Ci risiamo, dopo i disordini avvenuti sabato, durante la manifestazione "No Green pass" a Roma, molte voci si stanno levando perché le compagini neo fasciste vengano smembrate. Cosa dice la legge quando ci si trova di fronte ad atti definitivi eversivi? Quando un partito o un movimento sfrutta la scintilla per alimentare fuoco e violenze? In Italia esiste il divieto di ricomposizione del partito fascista. Un principio, che in base alla legge Scelba del '52, dice che il divieto scatta non solo come conseguenza di minacce e violenze ma per il fatto di propugnare la soppressione delle libertà costituzionali, denigrando la democrazia. Fra le fattispecie di reato c'è anche l'incitamento all'odio razziale, come accade, per esempio nel 2000, quando una sentenza del giudice mise il il Ministero dell'Interno nelle condizioni di sciogliere il Fronte Nazionale.

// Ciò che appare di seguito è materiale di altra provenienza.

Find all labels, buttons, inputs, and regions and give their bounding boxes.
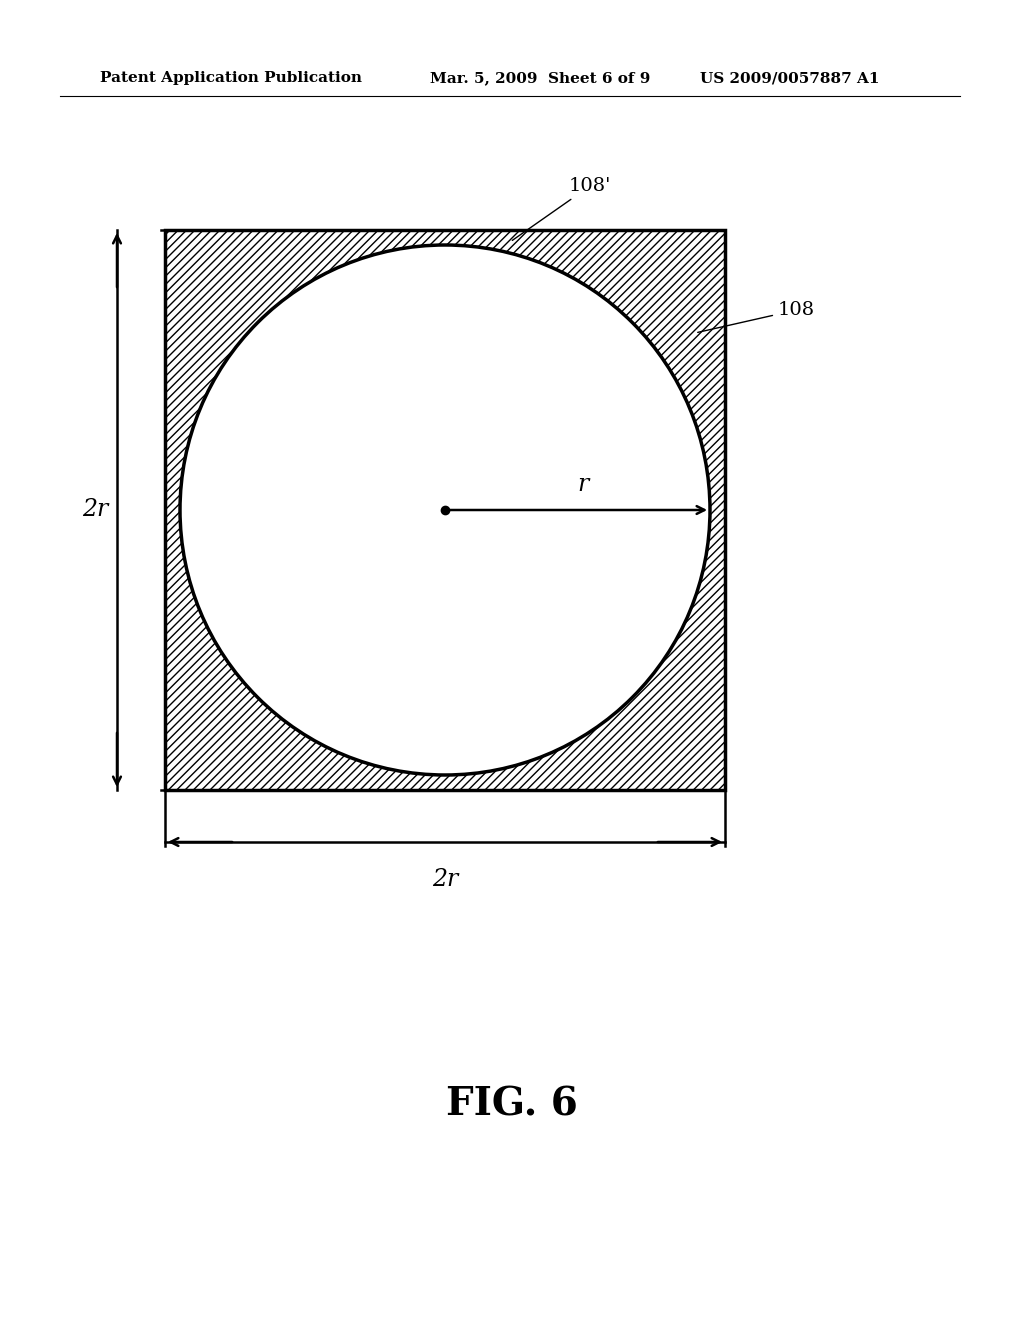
Circle shape bbox=[180, 246, 710, 775]
Text: Patent Application Publication: Patent Application Publication bbox=[100, 71, 362, 84]
Text: 2r: 2r bbox=[82, 499, 109, 521]
Text: 108': 108' bbox=[512, 177, 611, 240]
Text: 2r: 2r bbox=[432, 869, 458, 891]
Text: US 2009/0057887 A1: US 2009/0057887 A1 bbox=[700, 71, 880, 84]
Text: r: r bbox=[578, 473, 589, 496]
Text: FIG. 6: FIG. 6 bbox=[446, 1086, 578, 1125]
PathPatch shape bbox=[165, 230, 725, 789]
Text: 108: 108 bbox=[697, 301, 815, 333]
Bar bbox=[165, 230, 725, 789]
Text: Mar. 5, 2009  Sheet 6 of 9: Mar. 5, 2009 Sheet 6 of 9 bbox=[430, 71, 650, 84]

Altri due casi risalgono al '73 e al '76, quando la messa al bando di Ordine Nuovo e di Avanguardia Nazionale fu decisa dal Viminale senza attendere una sentenza giudiziaria. Con l'assalto alla sede della CGIL, Forza Nuova sarebbe già fuori legge, secondo i casi previsti dalla legge Scelba. Esistono comunque due canali per mettere al bando un partito che si richiama al fascismo. La decisione di un giudice penale, dunque una sentenza che metta il Ministero dell'Interno, sentito il Consiglio dei Ministri, nelle condizioni di disciogliere un partito, con la confisca dei beni dell'associazione. Oppure il Governo, seguendo le indicazioni della legge Scelba, può adottare un decreto legge senza aspettare il pronunciamento di un giudice.